Local News

Despite spending cap tweak, 106 school districts to be hit with tax penalty

Photo by Tiffany Danitz Pache/VTDigger

Nicole Mace, executive director of the Vermont School Boards Association, speaks to the House Education Committee on the annual growth percentage component of Act 46.

By Tiffany Danitz Pache, VTDigger.org

The House Education Committee heard disappointing news Wednesday, Jan. 6: a tweak to the spending thresholds will not level the playing field among school districts.
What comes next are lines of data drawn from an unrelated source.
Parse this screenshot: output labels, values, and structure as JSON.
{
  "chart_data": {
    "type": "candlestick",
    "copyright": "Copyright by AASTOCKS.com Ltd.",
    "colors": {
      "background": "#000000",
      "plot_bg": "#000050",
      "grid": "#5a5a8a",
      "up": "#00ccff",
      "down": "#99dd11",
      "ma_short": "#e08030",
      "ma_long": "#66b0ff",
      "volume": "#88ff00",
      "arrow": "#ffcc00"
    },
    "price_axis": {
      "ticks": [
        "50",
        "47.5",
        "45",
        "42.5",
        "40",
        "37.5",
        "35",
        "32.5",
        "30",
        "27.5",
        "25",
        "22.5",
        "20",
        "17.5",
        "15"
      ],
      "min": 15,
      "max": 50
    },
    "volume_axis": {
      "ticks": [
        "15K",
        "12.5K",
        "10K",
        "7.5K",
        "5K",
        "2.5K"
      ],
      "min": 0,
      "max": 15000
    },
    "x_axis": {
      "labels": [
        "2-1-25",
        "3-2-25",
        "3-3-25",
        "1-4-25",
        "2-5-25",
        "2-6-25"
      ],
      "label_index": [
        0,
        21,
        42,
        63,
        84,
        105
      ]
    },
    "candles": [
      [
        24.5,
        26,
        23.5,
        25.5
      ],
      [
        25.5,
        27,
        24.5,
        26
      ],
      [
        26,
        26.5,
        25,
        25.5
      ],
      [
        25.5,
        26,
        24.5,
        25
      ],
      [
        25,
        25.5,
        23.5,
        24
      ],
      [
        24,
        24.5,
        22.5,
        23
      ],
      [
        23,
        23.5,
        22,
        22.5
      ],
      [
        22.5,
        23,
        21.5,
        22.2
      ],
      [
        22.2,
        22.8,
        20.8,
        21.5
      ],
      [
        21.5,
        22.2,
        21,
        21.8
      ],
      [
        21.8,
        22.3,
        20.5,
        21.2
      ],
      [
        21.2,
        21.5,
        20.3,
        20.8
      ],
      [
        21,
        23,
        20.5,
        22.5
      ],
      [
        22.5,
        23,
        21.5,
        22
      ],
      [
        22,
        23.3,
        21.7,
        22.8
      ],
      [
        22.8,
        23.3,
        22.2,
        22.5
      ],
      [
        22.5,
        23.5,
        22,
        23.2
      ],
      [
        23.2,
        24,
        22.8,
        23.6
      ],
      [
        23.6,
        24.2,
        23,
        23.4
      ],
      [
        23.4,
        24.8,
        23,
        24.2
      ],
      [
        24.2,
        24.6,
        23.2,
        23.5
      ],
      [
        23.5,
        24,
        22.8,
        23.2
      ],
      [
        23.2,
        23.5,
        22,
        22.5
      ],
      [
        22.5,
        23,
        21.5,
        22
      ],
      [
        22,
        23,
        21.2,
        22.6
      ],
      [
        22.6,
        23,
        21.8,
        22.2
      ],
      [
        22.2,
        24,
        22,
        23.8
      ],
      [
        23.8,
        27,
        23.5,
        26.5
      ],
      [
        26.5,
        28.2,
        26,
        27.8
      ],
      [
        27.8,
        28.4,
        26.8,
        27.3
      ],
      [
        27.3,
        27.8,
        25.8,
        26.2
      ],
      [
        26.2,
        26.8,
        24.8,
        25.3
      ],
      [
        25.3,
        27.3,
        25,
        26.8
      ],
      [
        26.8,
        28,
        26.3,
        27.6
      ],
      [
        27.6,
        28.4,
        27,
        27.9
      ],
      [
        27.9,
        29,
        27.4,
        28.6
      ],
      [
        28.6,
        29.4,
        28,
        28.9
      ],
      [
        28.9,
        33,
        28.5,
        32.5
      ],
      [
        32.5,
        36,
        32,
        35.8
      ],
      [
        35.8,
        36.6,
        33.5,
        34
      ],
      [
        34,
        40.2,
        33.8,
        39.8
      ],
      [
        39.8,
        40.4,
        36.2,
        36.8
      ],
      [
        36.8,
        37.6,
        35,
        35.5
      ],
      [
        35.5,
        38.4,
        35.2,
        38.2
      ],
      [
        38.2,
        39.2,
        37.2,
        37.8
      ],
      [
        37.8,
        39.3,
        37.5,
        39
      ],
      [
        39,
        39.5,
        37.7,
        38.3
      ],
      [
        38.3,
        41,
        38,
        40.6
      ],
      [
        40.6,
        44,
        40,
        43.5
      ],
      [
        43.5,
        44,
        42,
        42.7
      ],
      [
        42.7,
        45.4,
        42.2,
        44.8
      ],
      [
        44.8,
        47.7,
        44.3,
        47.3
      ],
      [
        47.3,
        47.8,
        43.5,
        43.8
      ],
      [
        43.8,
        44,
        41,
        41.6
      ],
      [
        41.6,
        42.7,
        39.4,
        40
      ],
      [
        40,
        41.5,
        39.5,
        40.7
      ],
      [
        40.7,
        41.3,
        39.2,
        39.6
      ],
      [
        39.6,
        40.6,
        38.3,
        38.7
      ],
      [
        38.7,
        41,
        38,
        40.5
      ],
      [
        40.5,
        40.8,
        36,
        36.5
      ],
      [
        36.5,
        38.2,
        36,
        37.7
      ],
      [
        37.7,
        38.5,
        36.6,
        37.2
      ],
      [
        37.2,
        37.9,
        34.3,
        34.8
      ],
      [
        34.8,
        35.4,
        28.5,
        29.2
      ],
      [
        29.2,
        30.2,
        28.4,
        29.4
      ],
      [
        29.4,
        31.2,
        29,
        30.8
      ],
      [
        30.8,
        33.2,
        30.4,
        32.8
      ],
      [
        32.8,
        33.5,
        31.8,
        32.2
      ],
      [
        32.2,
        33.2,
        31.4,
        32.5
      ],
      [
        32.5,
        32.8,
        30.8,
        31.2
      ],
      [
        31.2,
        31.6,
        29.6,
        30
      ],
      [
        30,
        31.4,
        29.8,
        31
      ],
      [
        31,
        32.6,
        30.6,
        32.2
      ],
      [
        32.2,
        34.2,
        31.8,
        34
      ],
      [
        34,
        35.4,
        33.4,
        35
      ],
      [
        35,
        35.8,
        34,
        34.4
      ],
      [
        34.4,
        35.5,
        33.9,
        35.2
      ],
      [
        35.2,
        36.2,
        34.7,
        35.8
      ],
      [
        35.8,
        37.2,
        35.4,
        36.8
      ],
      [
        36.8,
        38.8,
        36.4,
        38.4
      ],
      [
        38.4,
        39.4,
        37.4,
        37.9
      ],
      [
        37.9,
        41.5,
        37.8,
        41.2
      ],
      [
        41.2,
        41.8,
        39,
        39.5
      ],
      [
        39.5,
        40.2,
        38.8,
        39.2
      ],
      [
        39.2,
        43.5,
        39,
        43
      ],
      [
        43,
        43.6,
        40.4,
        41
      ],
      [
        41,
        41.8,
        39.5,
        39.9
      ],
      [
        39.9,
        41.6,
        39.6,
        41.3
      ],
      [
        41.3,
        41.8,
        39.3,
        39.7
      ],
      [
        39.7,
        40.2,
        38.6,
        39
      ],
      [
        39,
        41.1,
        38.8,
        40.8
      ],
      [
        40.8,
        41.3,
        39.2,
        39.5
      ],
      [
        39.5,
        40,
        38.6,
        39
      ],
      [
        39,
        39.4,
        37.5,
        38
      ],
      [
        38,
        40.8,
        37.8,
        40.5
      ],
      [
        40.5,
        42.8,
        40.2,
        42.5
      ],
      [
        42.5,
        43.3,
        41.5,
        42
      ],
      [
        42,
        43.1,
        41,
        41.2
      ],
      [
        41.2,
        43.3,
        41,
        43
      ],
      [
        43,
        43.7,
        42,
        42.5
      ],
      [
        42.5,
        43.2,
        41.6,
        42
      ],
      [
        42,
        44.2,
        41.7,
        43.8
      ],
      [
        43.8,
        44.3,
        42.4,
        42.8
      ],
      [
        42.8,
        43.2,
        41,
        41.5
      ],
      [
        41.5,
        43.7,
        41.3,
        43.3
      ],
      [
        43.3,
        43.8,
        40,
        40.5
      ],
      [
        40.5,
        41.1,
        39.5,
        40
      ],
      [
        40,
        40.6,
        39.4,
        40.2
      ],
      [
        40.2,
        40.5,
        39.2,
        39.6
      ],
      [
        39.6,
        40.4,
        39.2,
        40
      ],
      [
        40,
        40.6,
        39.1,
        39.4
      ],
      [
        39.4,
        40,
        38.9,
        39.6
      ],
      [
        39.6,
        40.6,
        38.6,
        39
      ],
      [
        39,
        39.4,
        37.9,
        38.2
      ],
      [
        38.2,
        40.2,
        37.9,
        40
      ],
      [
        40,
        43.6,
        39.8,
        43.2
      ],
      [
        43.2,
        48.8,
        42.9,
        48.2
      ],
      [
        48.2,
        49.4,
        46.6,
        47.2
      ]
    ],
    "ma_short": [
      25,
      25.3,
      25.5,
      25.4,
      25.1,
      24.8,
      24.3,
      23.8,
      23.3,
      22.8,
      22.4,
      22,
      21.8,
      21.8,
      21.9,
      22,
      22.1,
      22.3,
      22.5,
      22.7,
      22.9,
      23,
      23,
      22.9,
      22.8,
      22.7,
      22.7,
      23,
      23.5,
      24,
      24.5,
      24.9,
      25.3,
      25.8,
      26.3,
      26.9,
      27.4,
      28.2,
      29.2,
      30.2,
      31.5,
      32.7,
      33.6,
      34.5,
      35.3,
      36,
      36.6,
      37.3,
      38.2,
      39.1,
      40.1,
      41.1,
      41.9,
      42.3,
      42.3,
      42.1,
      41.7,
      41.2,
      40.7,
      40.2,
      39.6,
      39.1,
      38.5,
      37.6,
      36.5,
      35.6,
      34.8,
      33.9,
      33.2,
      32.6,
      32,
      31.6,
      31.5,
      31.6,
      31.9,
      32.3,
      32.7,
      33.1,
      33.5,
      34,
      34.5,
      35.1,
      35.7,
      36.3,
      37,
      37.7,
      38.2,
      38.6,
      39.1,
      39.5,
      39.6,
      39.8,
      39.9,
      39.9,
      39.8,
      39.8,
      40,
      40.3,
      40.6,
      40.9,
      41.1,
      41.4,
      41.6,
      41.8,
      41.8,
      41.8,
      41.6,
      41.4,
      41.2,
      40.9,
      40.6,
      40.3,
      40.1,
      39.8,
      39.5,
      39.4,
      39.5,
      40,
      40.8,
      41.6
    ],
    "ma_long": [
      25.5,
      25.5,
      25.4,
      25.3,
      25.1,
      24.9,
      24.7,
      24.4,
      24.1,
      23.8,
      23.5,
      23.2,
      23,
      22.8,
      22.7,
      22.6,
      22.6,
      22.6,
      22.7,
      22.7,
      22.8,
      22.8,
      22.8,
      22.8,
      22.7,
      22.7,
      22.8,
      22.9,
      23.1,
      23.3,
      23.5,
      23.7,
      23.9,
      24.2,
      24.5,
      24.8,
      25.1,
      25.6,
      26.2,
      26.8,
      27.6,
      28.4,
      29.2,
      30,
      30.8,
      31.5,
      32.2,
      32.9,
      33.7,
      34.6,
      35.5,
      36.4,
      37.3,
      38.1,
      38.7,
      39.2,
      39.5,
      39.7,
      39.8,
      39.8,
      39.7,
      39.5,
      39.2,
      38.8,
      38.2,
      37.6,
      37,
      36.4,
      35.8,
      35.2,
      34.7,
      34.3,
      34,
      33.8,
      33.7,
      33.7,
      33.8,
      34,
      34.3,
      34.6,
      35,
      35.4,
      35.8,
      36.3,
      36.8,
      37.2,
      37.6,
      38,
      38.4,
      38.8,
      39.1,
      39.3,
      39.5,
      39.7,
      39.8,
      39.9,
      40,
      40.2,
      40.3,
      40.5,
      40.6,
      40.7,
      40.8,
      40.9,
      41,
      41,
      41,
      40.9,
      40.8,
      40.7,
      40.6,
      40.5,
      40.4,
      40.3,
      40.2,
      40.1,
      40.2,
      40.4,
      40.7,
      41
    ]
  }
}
Lawmakers hoped to accommodate an unanticipated 7.9 percent increase in health care premiums for teachers, but they were told that a small increase in the spending cap wouldn’t be enough to help schools avoid paying heavy tax penalties under Act 46.

Nicole Mace, executive director of the Vermont School Boards Association, said the allowable growth percentage (AGP) provision is flawed public policy and an “across-the-board bump of 0.9 percent to address health care premiums does not consider local factors and in some cases may inadvertently exacerbate the inequality of the allowable growth mechanism.”

That’s because there are other costs school districts can’t control that are pushing them over the threshold. Now that school boards are in the deepest throes of the budgeting process they have realized that other factors such as special education costs and student enrollment numbers are driving cost increases.

“It is like putting a pauper into jail when they owe money and expecting them to pay for it! We are going to get penalized for something that we aren’t actually responsible for–we have special education and tuition costs from people moving in and out of our town,” said Judy Clifford, a school board member at Walden School in West Danville. “We can’t pay and then you charge us a penalty for it–that is a wonderful idea,” she added sardonically.

Walden’s proposed budget will hike the tax rate by 41 percent. Before the threshold mechanism kicks in, the tax rate goes up from $1.26 per $100 to $1.52 per $100 of assessed property value. A penalty associated with the cap drives taxes up to $1.77 per $100, according to resident Michael Colby.

AGP is a two-year cost-containment mechanism that holds statewide school spending increases to 2 percent. Each school district is assigned an allowable growth rate between 0 percent and 5.5 percent based on the previous year’s equalized per-pupil spending.

When lawmakers learned that health care costs were driving up school budgets by 7.9 percent across the state, they decided to tweak the law.

The House Education Committee has been firm in its commitment to offer tax relief through the allowable growth percentage. The Senate Education Committee and the governor want to repeal or delay implementation of the AGP.

The Joint Fiscal Office says approximately 127 school districts will not meet the allowable growth percentage threshold. The penalty revenue is projected to be around $9.5 million. If the 0.9 percent increase is adopted, 106 communities would still fail to meet AGP, resulting in $7.1 million in tax increases in communities across the state.

Communities like West Danville and Norwich won’t benefit much from the tweak. Norwich residents are looking to cut about $250,000 from the budget to meet the 1.22 percent allowable growth percentage for their district set by the Agency of Education. The cost drivers include health care and contracts, but also a rise in special education costs at the elementary and middle school grades.

At the middle and high school for the Dresden district, an interstate district which includes Norwich, the total budget is up $596,455 and special ed is responsible for $344,169 of that increase. Norwich will be responsible for approximately $215,000 in special ed costs.

Add to that a small decrease in K-12 enrollment–5.6 equalized pupils–and Norwich is another $100,000 in the hole.

The town of Charlotte has had to make up for a $775,000 shortfall to meet an AGP of 1.48 percent. Declining enrollment is also a problem at Charlotte and forced the school board to cut 10 percent of the baseline budget. “Any school that has a shrinking population is going to have problems with AGP,” said Mark McDermott, chair of the school board at Charlotte Central School. “The AGP formula overly penalizes a town with declining enrollment,” McDermott stated.

Cheryl Scarzello, the business manager for the Rutland Central Supervisory Union, calls into question any spending cap with broad mandates that is based on last year’s spending and doesn’t allow for one-off expenses, such as a 7.9 percent increase in health care, previously negotiated salary raises, special education costs, a broken broiler or leaky roof, or a few more tuition students moving in.